According to ICE, HPD contacted them on Oct. 5 about a minor who claimed to be homeless and from another country. While the minor was never in ICE custody, “ICE worked with HPD to see if they could identify the minor or any of the minor’s family members living in the U.S. When no family could be identified, ICE helped HPD place the minor with the federal Department of Health and Human Services Office of Refugee Resettlement.”

Diaz said that because of the government shutdown, HPD officers drove Emmanuel to the children’s detention center. In other words, they didn’t just call the feds. They personally handed him off.

The chief even went so far as to claim it was HPD who had the heart to finally give Maria answers.

“We, the Houston Police Department, decided ‘no, Mom’s got to know where the young man is'” because “she’s concerned,” Diaz told City Council.

The picture he artfully painted sure made the department look good. It also painted Maria as a negligent mom – one who can’t be trusted. 

The opposite is true.

The attempted Cover-up

The chief claimed Maria had provided an outdated photo showing a child who looked more like 10. Our review of the mom’s phone shows the photo was taken this year. 

Diaz also pushed back on the initial narrative that described the teen as autistic and nonverbal, pointing out that the teen could communicate with officers. That, apparently, had been enough for officers to determine the teen was not autistic. 

It’s true that Emmanuel hasn’t been officially diagnosed as autistic. But a Houston ISD file clearly shows that he qualified for special education due to his intellectual disability, a speech impediment and partial deafness. According to one evaluation, the teen struggled to advocate for his needs. 

There, at the bottom of a page signed by his deaf education teacher, audiologist and special ed teacher, is Emmanuel’s own signature, misspelled and signed in shaky, wandering letters: “Emmanel.”

I don’t know whether the Chief is being truthful about the officers making those decisions, or whether he artfully created that scenario to make his department not look as inept as the Houston Chronicle portrays it with words.

I have an autistic child who was diagnosed by Texas Children’s Hospital when he was about 4 years old. He is now in his thirties, and his signature is written the same way that Emmanuel writes his name. Notice that Emmanuel does not spell his name correctly; he left out the “U.” I should know, as my name is Manuel, which is a variation of Emmanuel, which means “God be with us.”

The Leader or the three monkeys

“Instead of looking for the missing persons report, instead of trying to find his mom – because Emmanuel is not an unaccompanied youth, his mom is right here – your office, your police department, Mayor Whitmire, decided to call ICE,” Cesar Espinosa, the head of immigrant rights group FIEL, alleged before City Council a couple of weeks ago.

The mayor neither confirmed or denied the claim outright, but it was easy to believe

Mayor, you can stick your head in the ground as the New York Times painted you, or you can get that head out of the ground and at least try to grow into the job you ran for and won.

When half a million people in Houston are not documented and many documented living in mixed households where one finds people both legally here and not legally here, the Mayor and HPD are hurting themselves, because many, if not the vast majority of those people, will not report crimes nor offer to come forward if they witness a crime.

All those years of many HPD officers working to get the immigrant community to trust them are going down the drain.
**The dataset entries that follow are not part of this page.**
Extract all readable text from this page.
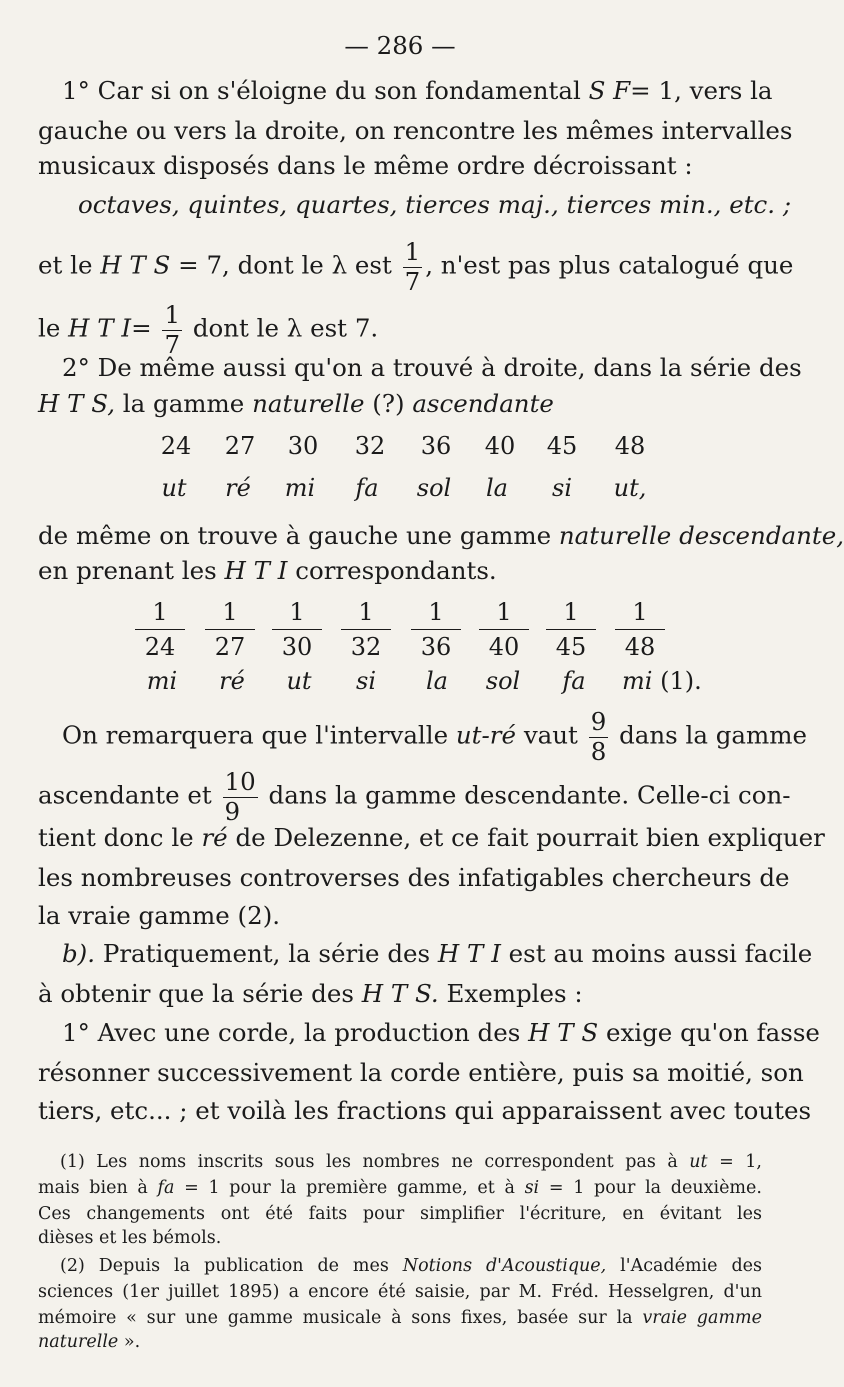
— 286 —
1° Car si on s'éloigne du son fondamental S F= 1, vers la
gauche ou vers la droite, on rencontre les mêmes intervalles
musicaux disposés dans le même ordre décroissant :
octaves, quintes, quartes, tierces maj., tierces min., etc. ;
et le H T S = 7, dont le λ est $\frac{1}{7}$ , n'est pas plus catalogué que
le H T $I= \frac{1}{7}$ dont le λ est 7.
2° De même aussi qu'on a trouvé à droite, dans la série des
H T S, la gamme naturelle (?) ascendante
24	27	30	32	36	40	45	48
ut	ré	mi	fa	sol	la	si	ut,
de même on trouve à gauche une gamme naturelle descendante,
en prenant les H T I correspondants.
$\frac{1}{24} \frac{1}{27} \frac{1}{30} \frac{1}{32} \frac{1}{36} \frac{1}{40} \frac{1}{45} \frac{1}{48}$
mi	ré	ut	si	la	sol	fa	mi (1).
On remarquera que l'intervalle ut-ré vaut $\frac{9}{8}$ dans la gamme
ascendante et $\frac{10}{9}$ dans la gamme descendante. Celle-ci con-
tient donc le ré de Delezenne, et ce fait pourrait bien expliquer
les nombreuses controverses des infatigables chercheurs de
la vraie gamme (2).
b). Pratiquement, la série des H T I est au moins aussi facile
à obtenir que la série des H T S. Exemples :
1° Avec une corde, la production des H T S exige qu'on fasse
résonner successivement la corde entière, puis sa moitié, son
tiers, etc... ; et voilà les fractions qui apparaissent avec toutes
(1) Les noms inscrits sous les nombres ne correspondent pas à ut = 1,
mais bien à fa = 1 pour la première gamme, et à si = 1 pour la deuxième.
Ces changements ont été faits pour simplifier l'écriture, en évitant les
dièses et les bémols.
(2) Depuis la publication de mes Notions d'Acoustique, l'Académie des
sciences (1er juillet 1895) a encore été saisie, par M. Fréd. Hesselgren, d'un
mémoire « sur une gamme musicale à sons fixes, basée sur la vraie gamme
naturelle ».
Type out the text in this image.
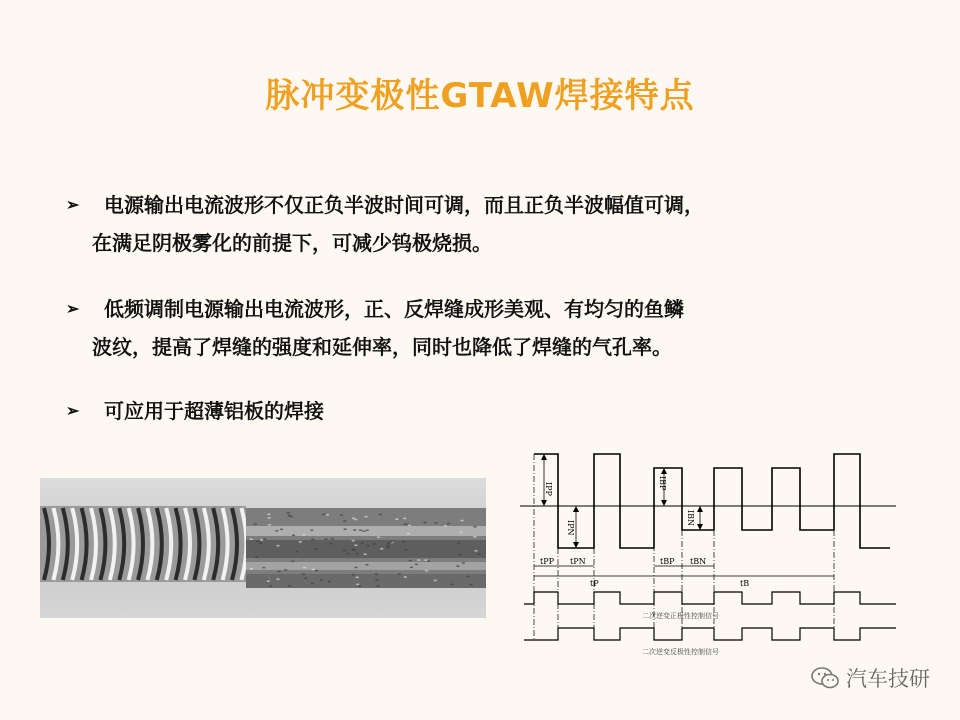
脉冲变极性GTAW焊接特点
➢	电源输出电流波形不仅正负半波时间可调，而且正负半波幅值可调，
在满足阴极雾化的前提下，可减少钨极烧损。
➢	低频调制电源输出电流波形，正、反焊缝成形美观、有均匀的鱼鳞
波纹，提高了焊缝的强度和延伸率，同时也降低了焊缝的气孔率。
➢	可应用于超薄铝板的焊接
IPP
IPN
IBP
IBN
tPP tPN	tBP tBN
tP	tB
二次逆变正极性控制信号
二次逆变反极性控制信号
汽车技研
How are those murders that occurred in the Gulfton area going?

HPD probably includes the vast majority of hard-working, decent people who went into police work because they want to serve and protect. I wrote probably because I don’t know all of the officers, but I do know quite a few of them, and they are as I describe them. But, as the Houston Chronicle pointed out, it is a tiny number of police officers who are reporting undocumented people to ICE.